The cases upon which the majority relies do not contradict this principle; they recognize that an attorney’s representation may be dictated by the duty of fair representation at certain times. See, e.g., National Treasury Employees Union v. Federal Labor Relations Authority, 721 F.2d 1402, 1406-07 (D.C.Cir.1983) (where the union is the exclusive bargaining agent for all employees, it may not limit its provision of *1485attorneys in grievance and other collective bargaining procedures only to union members); Del Casal v. Eastern Airlines, Inc., 634 F.2d 295, 301 (5th Cir.) (union’s “discriminatory refusal to allew a staff attorney to represent him at the System Board hearing based upon his nonmember status constituted a breach of [the union’s] duty to fairly represent him”), cert. denied, 454 U.S. 892, 102 S.Ct. 386, 70 L.Ed.2d 206 (1981).

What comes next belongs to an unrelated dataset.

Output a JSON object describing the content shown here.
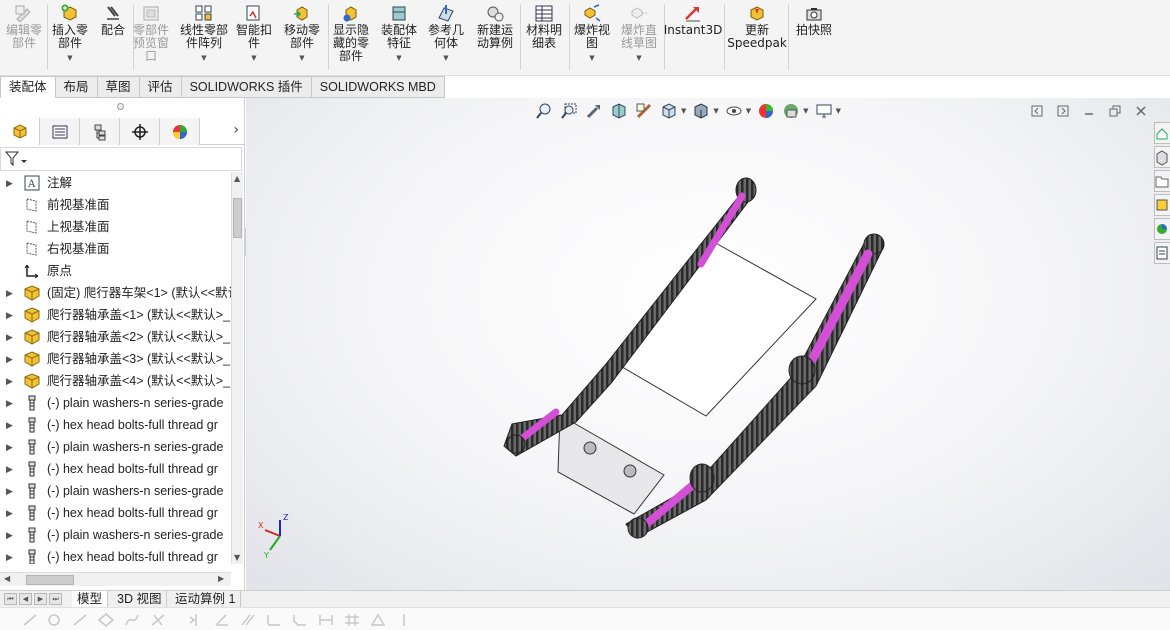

In fact, while a union “has the authority to decide under what conditions an attorney will be supplied to a grievant,” Del Casal, 634 F.2d at 301, this authority, like a union’s other responsibilities, is subject to the duty of fair representation. Id. Even if the union’s attorney is the collective bargaining representative at an arbitration hearing, the union is not relieved of its duty of fair representation. Fair representation remains the standard that must be met. Balestreri v. Western Carloading, 530 F.Supp. 825, 829-31 (N.D.Cal.1980).

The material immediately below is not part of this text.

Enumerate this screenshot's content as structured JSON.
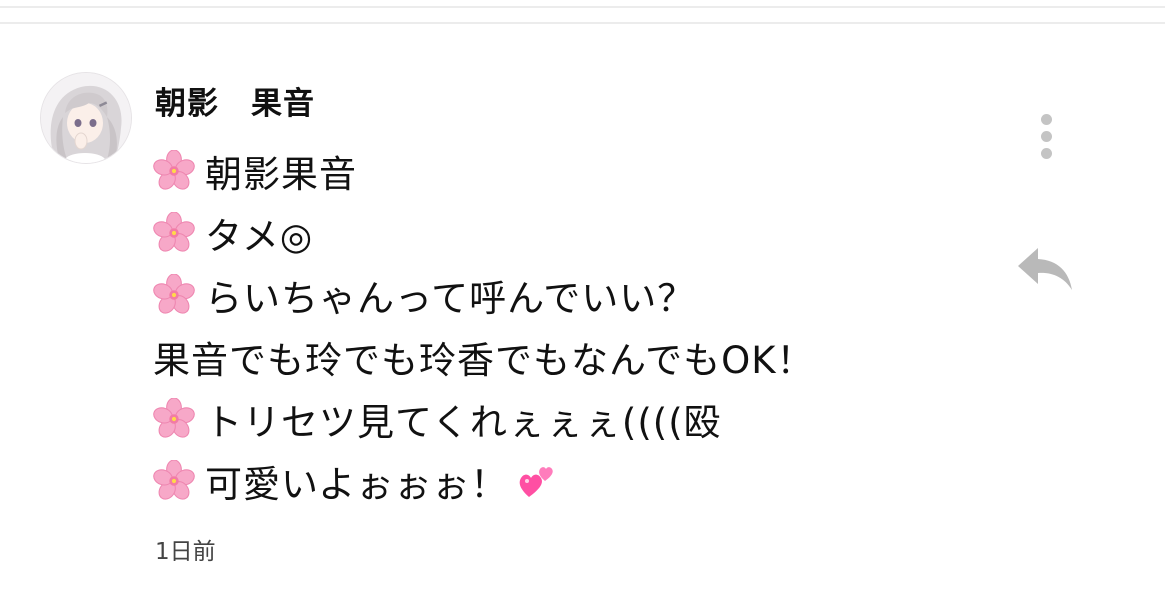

Thus, in deciding whether a lawyer or a nonlawyer representative of the union should represent an employee at a particular proceeding, the union must consider various factors. One factor is a state law providing: “No person shall practice law in this State unless he is an active member of the State Bar.” CaLBus. & Prof.Code § 6125. Another factor is whether the union customarily provides attorneys, and thus, whether its denial of an attorney’s representation to a particular employee results from arbitrariness, discrimination, or bad faith. Del Casal, 634 F.2d at 301. Another factor is the nature of the proceeding and the complaint. When knowledge of the particular job or working conditions is crucial to representing the worker, a nonlawyer representative would, of course be fair; when knowledge of first amendment law, however, is crucial, then a lawyer representative is fair.1
To the extent that Grovner v. Georgia Pacific Corp., 625 F.2d 1289 (5th Cir.1980), cited by the majority, tends to insulate from the duty of fair representation the union’s decision about whether or not its representative at a particular grievance, arbitration, or other aspect of the collective bargaining process (see Seymour v. Olin Corp., 666 F.2d 202, 209 (5th Cir.1982)) should be an attorney, I must disagree.

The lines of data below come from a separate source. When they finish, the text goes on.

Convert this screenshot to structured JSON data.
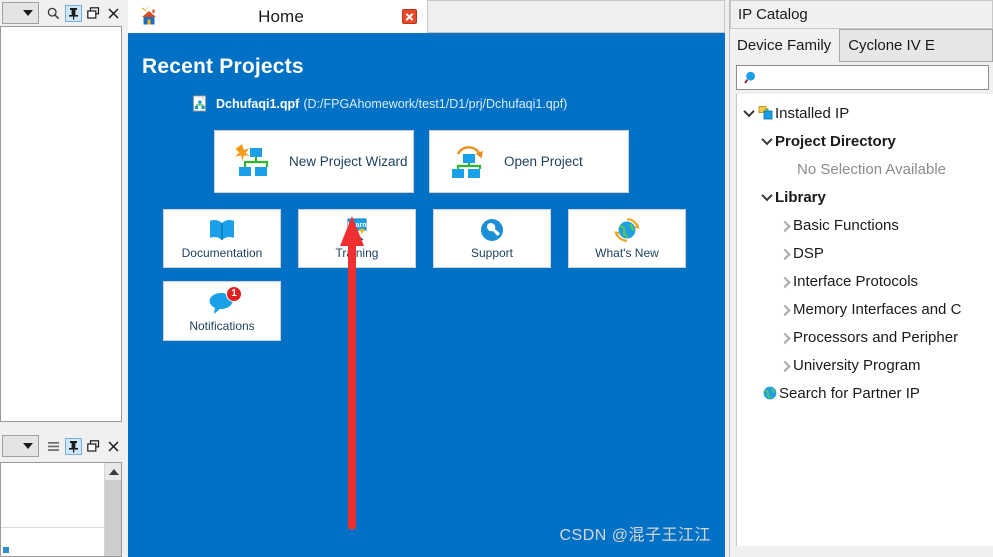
{
  "left_panels": {
    "top": {
      "combo_value": "",
      "buttons": [
        {
          "name": "search-icon",
          "label": "search"
        },
        {
          "name": "pin-icon",
          "label": "pin",
          "active": true
        },
        {
          "name": "restore-icon",
          "label": "restore"
        },
        {
          "name": "close-icon",
          "label": "x"
        }
      ]
    },
    "bottom": {
      "combo_value": "",
      "buttons": [
        {
          "name": "menu-icon",
          "label": "menu"
        },
        {
          "name": "pin-icon",
          "label": "pin",
          "active": true
        },
        {
          "name": "restore-icon",
          "label": "restore"
        },
        {
          "name": "close-icon",
          "label": "x"
        }
      ]
    }
  },
  "center": {
    "tab": {
      "label": "Home",
      "icon": "home-icon",
      "close_label": "x"
    },
    "home": {
      "title": "Recent Projects",
      "recent_project": {
        "name": "Dchufaqi1.qpf",
        "path": "(D:/FPGAhomework/test1/D1/prj/Dchufaqi1.qpf)"
      },
      "primary_buttons": [
        {
          "label": "New Project Wizard",
          "icon": "new-project-wizard-icon"
        },
        {
          "label": "Open Project",
          "icon": "open-project-icon"
        }
      ],
      "secondary_buttons": [
        {
          "label": "Documentation",
          "icon": "book-icon"
        },
        {
          "label": "Training",
          "icon": "training-board-icon"
        },
        {
          "label": "Support",
          "icon": "wrench-icon"
        },
        {
          "label": "What's New",
          "icon": "globe-refresh-icon"
        }
      ],
      "notifications": {
        "label": "Notifications",
        "badge_count": "1",
        "icon": "speech-bubble-icon"
      },
      "background_color": "#0071c5"
    },
    "annotation": {
      "type": "arrow-up",
      "color": "#f03030",
      "target": "New Project Wizard"
    }
  },
  "right": {
    "title": "IP Catalog",
    "device_family": {
      "label": "Device Family",
      "value": "Cyclone IV E"
    },
    "search": {
      "value": "",
      "placeholder": "",
      "icon": "magnifier-icon"
    },
    "tree": [
      {
        "label": "Installed IP",
        "indent": 0,
        "twisty": "down",
        "icon": "ip-block-icon",
        "bold": false,
        "muted": false
      },
      {
        "label": "Project Directory",
        "indent": 1,
        "twisty": "down",
        "icon": "",
        "bold": true,
        "muted": false
      },
      {
        "label": "No Selection Available",
        "indent": 2,
        "twisty": "none",
        "icon": "",
        "bold": false,
        "muted": true
      },
      {
        "label": "Library",
        "indent": 1,
        "twisty": "down",
        "icon": "",
        "bold": true,
        "muted": false
      },
      {
        "label": "Basic Functions",
        "indent": 2,
        "twisty": "right",
        "icon": "",
        "bold": false,
        "muted": false
      },
      {
        "label": "DSP",
        "indent": 2,
        "twisty": "right",
        "icon": "",
        "bold": false,
        "muted": false
      },
      {
        "label": "Interface Protocols",
        "indent": 2,
        "twisty": "right",
        "icon": "",
        "bold": false,
        "muted": false
      },
      {
        "label": "Memory Interfaces and C",
        "indent": 2,
        "twisty": "right",
        "icon": "",
        "bold": false,
        "muted": false
      },
      {
        "label": "Processors and Peripher",
        "indent": 2,
        "twisty": "right",
        "icon": "",
        "bold": false,
        "muted": false
      },
      {
        "label": "University Program",
        "indent": 2,
        "twisty": "right",
        "icon": "",
        "bold": false,
        "muted": false
      },
      {
        "label": "Search for Partner IP",
        "indent": 0,
        "twisty": "none",
        "icon": "globe-icon",
        "bold": false,
        "muted": false
      }
    ]
  },
  "watermark": "CSDN @混子王江江"
}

. Judicial review of this decisionmaking process, like judicial review of a union’s other functions, remains circumscribed by the principles enunciated in Vaca v. Sipes, 386 U.S. 171, 191-92, 87 S.Ct. 903, 917, 17 L.Ed.2d 842 (1967), and its progeny. The integrity and financial soundness of both the collective bargaining process and the union’s representative status depend on limited judicial second-guessing of union tactics regarding grievances and arbitration.